Designing for Inclusion and Advocating for Diversity: EDGE-crafters can be change-makers too!
by Bhargavi Ram
March 6, 2023
There is a demand for businesses to be perfect in the world we live in today. With the plethora of information available to consumers, we can use our voices to hold companies accountable for their lack of inclusivity or their unethical practices. Microsoft has an entire site dedicated to Inclusive Design with resources to learn how to be inclusive.
Their toolkits and booklets detail how we can change the organization of a company to improve their design processes. Design is in all aspects of a business and studying the design process can uncover places where a company could be doing better. Learning how we can be more inclusive and diverse can help to bring a company closer to its customers. As newcomers, we have a responsibility to advocate for inclusivity by bringing potential solutions and our own experiences to the table.
I started to attend Northeastern as an undeclared student and eventually decided to choose Marketing and UX Design as a combined major. This was the perfect decision for me as I was able to use my communication and people skills in both while honing the innate creative ability that I already possessed to learn how to take my strengths and use them in the professional world. I wanted to learn ways to enjoy the work that I was doing but also be challenged and push myself to try something unfamiliar. I learned during my first two co-ops at bluebird bio and Akamai Technologies that there were always ways that I could use design thinking to improve internal processes and communication between team members and it was always appreciated by my managers. Understanding how to synthesize information or improve the connections between the company and the customers is something that both marketing and design principles help to achieve. If the consumer doesn’t understand the offering, the company will fail.

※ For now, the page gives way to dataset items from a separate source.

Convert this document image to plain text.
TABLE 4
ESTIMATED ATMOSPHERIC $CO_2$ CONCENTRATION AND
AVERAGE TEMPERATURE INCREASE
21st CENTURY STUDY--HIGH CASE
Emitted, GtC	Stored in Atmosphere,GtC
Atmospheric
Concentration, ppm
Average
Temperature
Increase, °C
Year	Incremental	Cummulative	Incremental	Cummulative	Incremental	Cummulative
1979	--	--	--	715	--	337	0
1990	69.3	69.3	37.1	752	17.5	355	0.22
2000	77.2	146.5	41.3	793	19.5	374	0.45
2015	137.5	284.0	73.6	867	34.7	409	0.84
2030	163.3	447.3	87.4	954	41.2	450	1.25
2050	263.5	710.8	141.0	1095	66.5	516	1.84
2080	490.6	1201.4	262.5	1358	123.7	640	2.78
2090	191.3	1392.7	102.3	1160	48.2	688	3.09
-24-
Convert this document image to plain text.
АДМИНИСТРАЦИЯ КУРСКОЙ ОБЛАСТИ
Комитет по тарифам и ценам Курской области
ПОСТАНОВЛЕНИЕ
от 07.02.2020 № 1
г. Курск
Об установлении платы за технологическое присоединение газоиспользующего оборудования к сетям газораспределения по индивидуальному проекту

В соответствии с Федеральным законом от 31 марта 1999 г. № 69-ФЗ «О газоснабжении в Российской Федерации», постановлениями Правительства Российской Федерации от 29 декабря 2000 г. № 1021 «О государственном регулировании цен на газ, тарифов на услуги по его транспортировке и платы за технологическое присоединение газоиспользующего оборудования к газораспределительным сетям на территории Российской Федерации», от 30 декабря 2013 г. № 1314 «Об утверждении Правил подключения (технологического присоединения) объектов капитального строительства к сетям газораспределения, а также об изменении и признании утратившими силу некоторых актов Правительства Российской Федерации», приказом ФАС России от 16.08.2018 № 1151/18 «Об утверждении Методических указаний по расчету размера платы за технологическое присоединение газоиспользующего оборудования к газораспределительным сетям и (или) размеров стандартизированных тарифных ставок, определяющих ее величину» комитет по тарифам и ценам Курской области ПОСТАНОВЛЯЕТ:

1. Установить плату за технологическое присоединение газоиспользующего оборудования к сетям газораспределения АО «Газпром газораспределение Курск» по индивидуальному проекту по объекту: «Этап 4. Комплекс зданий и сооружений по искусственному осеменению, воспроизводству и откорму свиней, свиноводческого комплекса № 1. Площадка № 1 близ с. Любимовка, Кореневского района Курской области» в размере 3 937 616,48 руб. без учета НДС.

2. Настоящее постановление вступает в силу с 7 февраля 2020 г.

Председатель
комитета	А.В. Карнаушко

My value to companies was always to use my learned skills in the design process to offer a new perspective on their teams to give insight to where they could be making changes to have more efficiency. In crafting my EDGE and thinking about my employability, I knew that I should talk about my design skills in a manner that shows my multidimensional interests and skills that set me apart from other candidates. I am also Indian and while I choose to believe that my employers can remain impartial about my background when making decisions, I know that this is a part of me that makes me unique and able to contribute to a diversity of thought. My experiences and diverse background in both culture and workplace experience are what give me an advantage when compared to others. Whether that is the reason I am hired or not, I feel that I should advocate for both inclusion and diversity wherever I go to make sure that I bring light to the problems that exist. I can be a catalyst for change and help those that can make change enact it to make sure that companies are designing with people, for people.
What is Inclusive Design? This type of design means incorporating a variety of perspectives and backgrounds to create something that everyone is welcome to use. Why is Inclusive Design important? Inclusivity expands the audience for a product by understanding the diversity of ways that people can interact with a product. Once we understand this, we can create the optimal customer experience for all.
You may ask, why should I be responsible for encouraging a company to change its practices? It can be so easy to put your ~40 hours in and finish your work and move on, but being in the majority of people, we must take care of those who can’t advocate for themselves. Consumers are demanding that companies market to all and not few. When a company has a product that clearly isn’t inclusive, the whole organization can be viewed as exclusive which could have a negative impact on the company performance. As the world that we live in becomes more integrated and accessible, companies need to meet the demand for representation and inclusivity that customers expect. There is so much that we can do as newcomers into the industry, and we must take advantage of this opportunity to give honest opinions and suggestions for improvement.
We can think about how new team members are trained and what could be better about the experience. We can think about how to bring outsiders into the company for a more comprehensive understanding of the customer journey and marketing process. We can ensure that those who are typically in the minority are represented in new designs and that when creating new offerings, that we are truly meeting their needs. We can also ask relevant questions to higher-ups to start the conversation and push for an organization that thinks about their consumers first. We can push for more focus groups and more rigorous testing before a product launch to be more confident in its success with all groups of people.
At the end of the day, the most important thing for a company to consider is respect for their potential customers. When a consumer feels respected, they are more likely to form brand loyalty and advocate for the company to others. These steps are general suggestions for ways that you can be a change-maker even as a newcomer anywhere you go.
- Recognize what audiences are currently not being served or represented
- Develop a diverse team that has a variety of experiences
- Provide an outlet for customer feedback and communication
- Make a commitment to long-term change throughout the entire company.
These can be ways to make sure that current and future offerings from any organization are inclusive. By starting a conversation with these steps in mind, we can help get the company to where it should be. Change starts at the individual level and where we are in our career is a really powerful place to be. With the right communication method and information to support you, you can really advocate for inclusivity and diversity in an effective way.
My EDGE, which consists of my core, trust and added value, are all amplified when I decided not only to advocate for myself but for those who aren’t able to do it for themselves.
About the Author
Bhargavi is graduating from Northeastern University with an undergraduate degree in marketing and experience design. With that degree she is starting her career at Akamai Technologies working on their Competitive Intelligence team and hopes to develop her knowledge of the cybersecurity industry and become a stronger leader. Outside of the professional world, she loves to play tennis and pickleball and enjoys being on the water at any chance she can get.